Right, because you were not some overnight sensation. You put in some hard time before you got well-known.

That’s true. Back when I started out it was called “paying your dues,” and Lord knows I’ve been paying them for fifty-something years.

So many of the great country singers and songwriters are, sadly, no longer with us — and they seem to be going at a greater rate these days. Do you feel, at this point, like you are carrying the banner for traditional country music?

Yes. You hit the nail right on the head. I do feel like that’s what I’m doing. I’m so proud to be doing it. It’s exactly what you said. We’ve lost so many great artists and we’re losing them at a whole lot faster right nowadays. I mean, who’s going to carry the banner? I’ve got to. Well, Merle’s still alive, but there’s not that many left. I feel like if I don’t carry the banner, well then who is? I can’t take a chance on country music not getting a right shot of it being carried on. The song that Jones had out, “Who’s Gonna Fill Their Shoes,” it’s never been more apparent than it is right now.


To what do you attribute your enthusiasm for what you do today? What keeps you interested and eager to keep making records and playing for people?

Of course, I love music. Every member of my family were singers [although] I’m the only one that took it up professionally. I love music when it’s good, and I’m not saying that what I do is the only kind that’s good. There are good kinds of music in a lot of forms and different styles. But I love music. And, you know, I’m a blue-collar kind of guy. I have to make a living like anybody else. I’ve always said that I’m no better or worse than whoever I’m talking to, so I approach everything with pretty much a common style.
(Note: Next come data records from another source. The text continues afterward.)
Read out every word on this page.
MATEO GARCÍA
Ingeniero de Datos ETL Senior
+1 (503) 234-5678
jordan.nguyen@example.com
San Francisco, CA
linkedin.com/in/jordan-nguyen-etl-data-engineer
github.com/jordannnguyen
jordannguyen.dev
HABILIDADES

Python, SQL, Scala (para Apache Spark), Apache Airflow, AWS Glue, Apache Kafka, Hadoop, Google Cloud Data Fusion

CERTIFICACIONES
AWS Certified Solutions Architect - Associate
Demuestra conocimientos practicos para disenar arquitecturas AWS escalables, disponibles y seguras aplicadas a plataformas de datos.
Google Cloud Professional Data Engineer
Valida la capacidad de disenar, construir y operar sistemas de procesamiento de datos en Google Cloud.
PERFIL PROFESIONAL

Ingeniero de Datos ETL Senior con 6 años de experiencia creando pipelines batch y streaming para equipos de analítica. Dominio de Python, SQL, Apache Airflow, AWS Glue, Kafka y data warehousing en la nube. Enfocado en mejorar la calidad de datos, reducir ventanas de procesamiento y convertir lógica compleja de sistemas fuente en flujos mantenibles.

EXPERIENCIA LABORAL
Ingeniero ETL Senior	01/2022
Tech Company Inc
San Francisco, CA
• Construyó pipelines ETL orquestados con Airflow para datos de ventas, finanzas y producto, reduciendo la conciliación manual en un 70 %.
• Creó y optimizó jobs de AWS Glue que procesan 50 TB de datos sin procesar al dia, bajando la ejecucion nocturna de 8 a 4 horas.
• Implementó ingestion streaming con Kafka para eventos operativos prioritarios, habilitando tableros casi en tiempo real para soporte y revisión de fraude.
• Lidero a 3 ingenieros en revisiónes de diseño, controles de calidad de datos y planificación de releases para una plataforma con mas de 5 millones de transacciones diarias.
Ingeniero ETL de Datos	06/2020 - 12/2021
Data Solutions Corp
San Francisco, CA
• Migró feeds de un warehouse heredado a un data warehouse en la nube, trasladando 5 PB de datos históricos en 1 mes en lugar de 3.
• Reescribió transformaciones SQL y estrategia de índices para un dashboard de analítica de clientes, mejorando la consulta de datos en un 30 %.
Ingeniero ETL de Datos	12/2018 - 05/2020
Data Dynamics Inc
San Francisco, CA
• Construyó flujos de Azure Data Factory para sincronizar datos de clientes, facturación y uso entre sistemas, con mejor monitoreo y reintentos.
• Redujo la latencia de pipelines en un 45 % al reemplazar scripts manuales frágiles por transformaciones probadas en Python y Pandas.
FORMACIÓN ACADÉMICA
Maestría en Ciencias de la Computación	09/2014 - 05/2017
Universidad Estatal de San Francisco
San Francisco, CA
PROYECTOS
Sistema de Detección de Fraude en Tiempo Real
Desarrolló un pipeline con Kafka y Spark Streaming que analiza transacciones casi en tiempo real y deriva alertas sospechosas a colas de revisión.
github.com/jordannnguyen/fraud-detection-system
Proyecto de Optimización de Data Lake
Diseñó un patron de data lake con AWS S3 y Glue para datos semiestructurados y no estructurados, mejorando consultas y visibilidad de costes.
Even though I’ve sung these songs thousands upon thousands of times, every time I enter from backstage and walk out in front of that microphone, I’ve got to pretend that that song is brand new. I strive so hard to do it a little bit better than I’d done it the night before. Every audience is different and this song means so much to so many people, and I try to give them the best I’ve got. I feel like that’s the least I can do.

You never want to get complacent.

That’s right. We have to repeat a lot of songs because they’re what people come to see, but I don’t write a show out. I’ve never got a planned show. The guys in my band, they have to listen close to what I’m saying, because what I say to the audience automatically sets up whatever song I’m going to do next. That’s the way I’ve always done it, just played it off the cuff unless I’m doing a scripted thing on TV or something like that. But [at] a regular stage show or anything like that, if you asked me what I’m going to do I couldn’t tell you because it comes straight off the top of my head. It’s strictly for that audience right then. Every audience is a brand new audience and they deserve the best that Gene Watson’s got.